Hortense Le Cavez reminds us of the limits of this insatiable curiosity, evoking through its performance "How not to melt you winds" both the "bunkering of the elite" and the fall of the myth of Icarus who will find himself at the bottom of the water after its wings have melted. How far will we push the growing eco-anxiety of our societies?
From his questions about the outcome of the current climate upheavals also results a submerged in-situ installation during a summer on the island of Hydra, a story of drifting seeds staged in his video Desoriented: "The palms that s are grown on islands, previously virgin, are often the result of coconuts that after a long wandering at sea, manage to run aground and grow on a piece of land. With the rise in sea level and the disappearance of many atolls and islets, the latter would be unable to anchor on dry sand. With her partner Forlane 6, she dreams of an alternative where the plant would survive in the depths. "Using the language of weather forecast maps, the arrows represent both the direction and strength of marine currents and / or winds. They indicate in the installation the unstable climatic movements to which the palms have been subjected. "

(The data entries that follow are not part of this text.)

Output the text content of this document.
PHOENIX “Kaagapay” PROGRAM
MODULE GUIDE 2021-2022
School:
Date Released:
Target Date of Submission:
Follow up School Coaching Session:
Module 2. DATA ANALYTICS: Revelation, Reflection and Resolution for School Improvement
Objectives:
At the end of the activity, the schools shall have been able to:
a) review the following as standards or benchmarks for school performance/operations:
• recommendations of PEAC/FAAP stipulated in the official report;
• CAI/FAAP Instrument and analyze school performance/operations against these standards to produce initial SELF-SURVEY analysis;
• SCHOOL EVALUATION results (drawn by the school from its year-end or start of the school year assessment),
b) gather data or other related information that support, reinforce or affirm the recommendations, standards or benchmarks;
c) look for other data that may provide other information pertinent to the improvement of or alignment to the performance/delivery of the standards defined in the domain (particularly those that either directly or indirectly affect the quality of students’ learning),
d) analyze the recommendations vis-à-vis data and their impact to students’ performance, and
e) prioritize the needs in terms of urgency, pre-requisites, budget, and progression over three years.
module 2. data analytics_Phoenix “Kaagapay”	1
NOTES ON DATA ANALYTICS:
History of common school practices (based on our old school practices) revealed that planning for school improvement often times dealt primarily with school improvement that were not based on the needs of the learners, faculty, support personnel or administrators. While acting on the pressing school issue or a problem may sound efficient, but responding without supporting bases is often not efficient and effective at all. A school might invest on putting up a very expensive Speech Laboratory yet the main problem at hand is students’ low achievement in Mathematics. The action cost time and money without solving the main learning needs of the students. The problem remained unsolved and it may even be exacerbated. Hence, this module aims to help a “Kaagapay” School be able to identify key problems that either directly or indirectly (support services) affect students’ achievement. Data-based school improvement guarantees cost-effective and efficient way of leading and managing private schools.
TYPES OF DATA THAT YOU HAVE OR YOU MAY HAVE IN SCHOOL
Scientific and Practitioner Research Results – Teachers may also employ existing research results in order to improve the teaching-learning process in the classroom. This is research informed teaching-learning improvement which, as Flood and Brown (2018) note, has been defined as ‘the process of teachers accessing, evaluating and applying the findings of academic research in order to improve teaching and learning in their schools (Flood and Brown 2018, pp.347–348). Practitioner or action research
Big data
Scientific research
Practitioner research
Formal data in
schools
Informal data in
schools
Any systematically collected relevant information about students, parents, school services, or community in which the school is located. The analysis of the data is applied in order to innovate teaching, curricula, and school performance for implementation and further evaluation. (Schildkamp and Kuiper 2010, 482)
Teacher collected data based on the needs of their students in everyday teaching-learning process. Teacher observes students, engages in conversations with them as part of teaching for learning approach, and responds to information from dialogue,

Elsa, meanwhile, brings back from her travels in Japan ceramic sculptures between reverie and cruelty, like so many sharp fins and fins in the flesh, denouncing, with splendor and lightness, the underwater fishing of underwater species .
Other explorations, such as his crossings on Tara in the Pacific, or on the former Polarfront meteorological boat in the Norwegian Far North, inspired him, unlike the cartographies of wonderful worlds where fish and crustaceans dance with humans. in a utopian harmony that looks like fairy tales.
What will be the next projects to come after these explorations? "A new ambitious collaborative project, positive manifesto for the ocean and against the plastic that poured in: it would be a video made with Alex Voyer and Marianne Aventurier, apneists and underwater photographers based on their sailboat in the Caribbean. . It would be to make an underwater planktonic carnival! A more optimistic video that alarms sending an ecological message impacting. Not surprisingly, the excitement and the poetry that invade us to dive again into the new worlds of Hortense Le Calvez and Elsa Guillaume, both familiar and disturbing, real and fantastic, utopian and threatening.